My friends are buying a pair for me (with my money) and I can’t wait for my AirPods to arrive.
It’s not because I’m addicted to gadgets. Okay, I might be a little, but that’s not why I’m looking forward to my own pair of AirPods.
I’m eagerly anticipating my AirPods because of what I imagine and tell myself I could do with them.
Here are my imaginations:
- I’m finally going to be able to make myself run more often. I can’t run with my wireless over-ear headphone because of sweat. And I dislike running with cables hitting my chest with every step. AirPods would get out of the way and just get music into my brain so I feel at least half-decent moving my limbs
- Now I can have podcasts and music with me anywhere I go without ever having to fumble over cables again.
- My overall happiness will increase by a bit every time I open the case and the AirPods connect automatically. I always notice the friction when using products, and whenever there is none, I feel a little bit happy inside, with no end to how many times I can re-experience that happiness.
Here’s the thing: in no small way, I believe my imagination of Life With AirPods is shaped by marketing - some deliberate by Apple, and some derivative from fans. They worked well though, otherwise, I probably wouldn’t bother writing about it.
The forces that shape my imaginations
As I’m trying to crack marketing for ang veil yú, I sat down to list a few specific things that might have influenced the way I thought about these wireless earbuds that cost SGD $200. I came up with this:
- Apple products, in general, have been top-notch in terms of usability design, and I care about user design, so their products are always intriguing to me.
- Apple’ ecosystem of products has proven to be industry-leading in terms of working seamlessly together. Makes me excited to add another one to my existing (growing) repertoire of products made by them.
- Very large number of YouTube video reviews of the AirPods made by tech reviewers and Apple fanboys. Watching people talk energetically about a product made me want one so that I can be energetic like them.
- Seeing people in the gym who are fit and wearing them. Makes me think that if I had one, I might just find a way to be as fit as them. I recognise this as illogical but I believe it’s still had bearings on my decision to purchase one.
Looking at that list of things that influenced my purchasing decision (after months of toying with the idea), I see some kind of strategy emerging:
- Maintain brand image as high-end
- Make actually good products
- Find a way to compel customers to review the product
- Give potential customers the opportunity to see the product in use
Applying the strategy to my online store
Although applying the strategy for a tech product to a wedding accessory may not lead to an exact fit, I believe some of these are applicable to a great extent.

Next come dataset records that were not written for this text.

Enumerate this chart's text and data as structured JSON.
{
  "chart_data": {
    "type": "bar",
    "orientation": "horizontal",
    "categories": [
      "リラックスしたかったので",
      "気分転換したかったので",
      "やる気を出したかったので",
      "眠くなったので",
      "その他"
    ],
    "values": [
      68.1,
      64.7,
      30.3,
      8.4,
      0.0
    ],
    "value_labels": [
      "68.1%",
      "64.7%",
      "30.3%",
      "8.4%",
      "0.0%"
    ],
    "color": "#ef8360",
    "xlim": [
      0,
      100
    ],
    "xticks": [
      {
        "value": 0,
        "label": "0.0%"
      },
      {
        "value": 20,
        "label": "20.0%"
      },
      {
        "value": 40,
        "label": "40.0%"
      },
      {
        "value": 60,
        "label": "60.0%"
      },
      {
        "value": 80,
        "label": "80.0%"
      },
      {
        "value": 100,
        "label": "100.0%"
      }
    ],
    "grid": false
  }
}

For example, for ang veil yú veils, we can find ways to compel customers to review the product. In the case of the AirPods, the compelling part was how weird the product was, being the first of its kind (truly wireless, separate earbuds). For veils, like apparel, it could be designing something similar to what someone popular wore publicly before.
The easiest way to give potential customers the opportunity to see our product in use is to have more brides wear our veils on their big day. But because wedding veils aren’t exactly worn outside of weddings, we’d have to think a little more creatively to come up with other ways of achieving this. Perhaps we could make a small, special collection of veils for parties and events?
Paying greater attention
I wanted to write this post because I know that the feelings I’m having now, eagerly awaiting the arrival of a product, are powerful but fleeting. I’ve had these feelings about the AirPods for about 6 months before finally deciding to pull out my wallet to purchase it.
During those 6 months, some things must have been happening, either done to me or done by myself, that finally made me part with my cash. This was my attempt to deconstruct them.
I think it’s going to be interesting to do more of these analyses in the future as I get these yearnings again (they really don’t come that often for me). Step one is to pay greater attention to what is happening between the first impression to purchase.